Réformes économiques : le cap 2026 lancé pour un climat des affaires plus attractif
À Ouagadougou, le Premier ministre, chef du gouvernement, Rimtalba Jean Emmanuel OUEDRAOGO, a procédé ce vendredi 10 avril 2026 à l’ouverture de la session ordinaire du comité de pilotage du dispositif de suivi de l’amélioration du climat des affaires et du cadre de concertation public-privé. Cette rencontre stratégique réunit les membres du gouvernement et les principaux acteurs du secteur privé autour d’un objectif commun, consolider les acquis et accélérer les réformes pour un environnement économique plus performant.
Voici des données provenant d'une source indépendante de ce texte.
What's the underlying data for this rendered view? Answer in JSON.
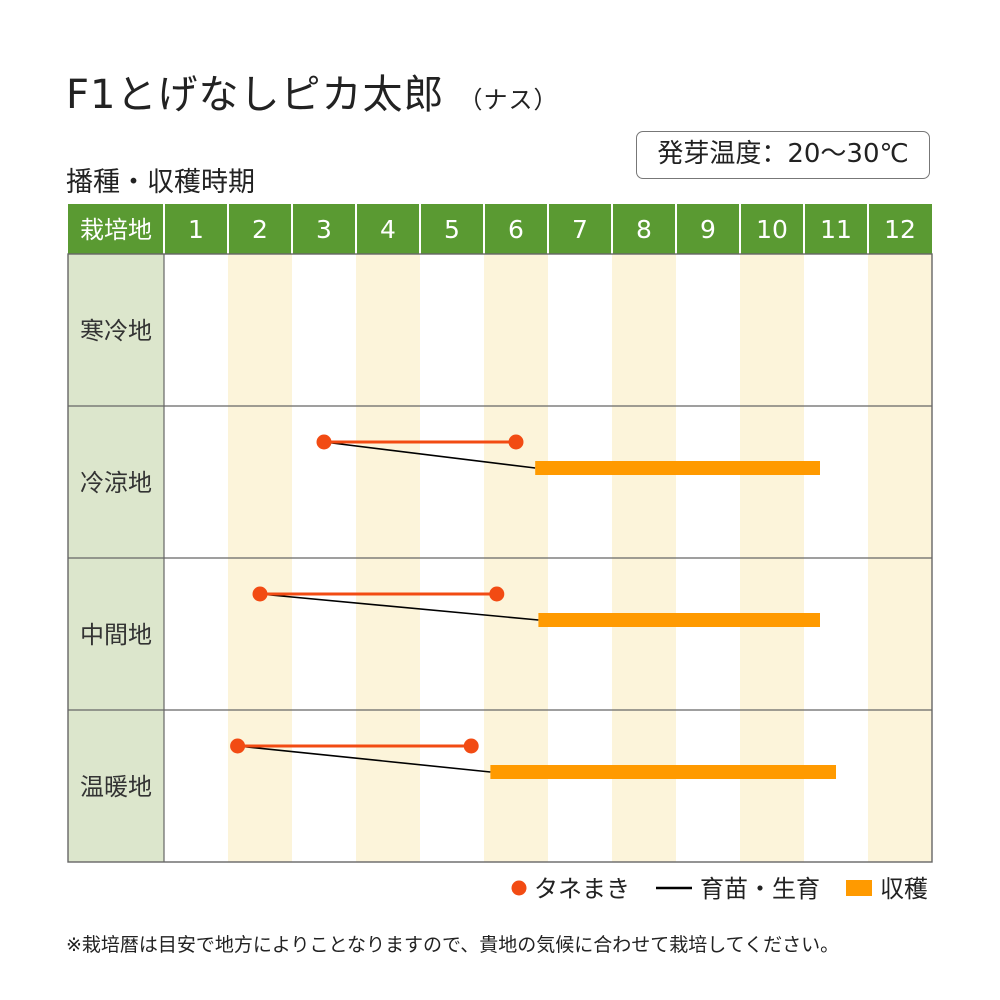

Dans un contexte marqué par la nécessité de renforcer l’attractivité économique et de restaurer durablement la confiance des investisseurs, ce cadre de concertation s’impose comme un instrument clé. Il traduit la volonté des autorités de bâtir un partenariat solide avec le secteur privé, fondé sur le dialogue, la transparence et l’efficacité, afin de lever les contraintes structurelles qui freinent l’essor des activités économiques.
Les travaux de cette session s’articulent autour de six points majeurs, illustrant une démarche rigoureuse de suivi et de planification. Les participants examinent notamment le compte rendu et l’état de mise en œuvre des recommandations issues de la session conjointe de 2025, ainsi que le rapport d’exécution du plan de réformes 2025 arrêté au 31 décembre. À cela s’ajoute l’analyse de la mise en œuvre de la tranche 2025 du plan d’actions 2025-2027, découlant des engagements pris dans le cadre du dialogue public-privé.
La session se projette également vers l’avenir avec l’étude du projet de plan de réformes 2026 et du plan d’actions 2026-2028, destinés à opérationnaliser les recommandations issues de la Rencontre nationale Gouvernement–Secteur privé de 2025 et des précédentes sessions. Ces orientations traduisent une volonté affirmée d’inscrire les réformes dans la durée, tout en garantissant leur cohérence et leur efficacité.
À travers cette initiative, le gouvernement réaffirme son engagement à créer un climat des affaires compétitif, inclusif et propice à l’investissement. L’ambition est claire : stimuler l’initiative privée, favoriser la création d’emplois et accompagner la transformation structurelle de l’économie burkinabè.
Dans son intervention, le Premier ministre a appelé l’ensemble des parties prenantes à un engagement accru dans la mise en œuvre des réformes. « Je vous exhorte à exécuter diligemment les actions retenues et à transmettre les rapports trimestriels. Le gouvernement n’aménagera aucun effort pour garantir un environnement sécurisé et propice aux affaires. Dans cette dynamique permanente, chacun a un rôle à jouer et doit l’assumer pleinement », a-t-il déclaré.
De son côté, le ministre de l’Industrie, du Commerce et de l’Artisanat, Serge Gnianodem PODA, s’est voulu rassurant quant à la dynamique en cours. Il a souligné la progression du nombre d’entreprises créées et l’essor des unités industrielles, indicateurs d’un climat des affaires en amélioration. Selon lui, cette évolution s’inscrit dans une vision plus large de souveraineté économique, visant à faire du Burkina Faso un pays résilient, capable de porter sa propre croissance.
Même satisfaction du côté du secteur privé. Le deuxième vice-président de la délégation spéciale de la Chambre de commerce et d’industrie du Burkina Faso, Zanga Seydou SESSOUMA, a salué la qualité du dialogue instauré et les résultats obtenus. Il a exprimé la reconnaissance du secteur privé pour les efforts consentis par le gouvernement en faveur de l’amélioration du climat des affaires.
Cette session ordinaire s’affirme ainsi comme une étape déterminante dans la consolidation d’un environnement économique plus sain et plus dynamique. En renforçant le dialogue public-privé et en accélérant la mise en œuvre des réformes, les autorités burkinabè entendent poser les bases d’une croissance durable, créatrice d’emplois et porteuse de souveraineté économique.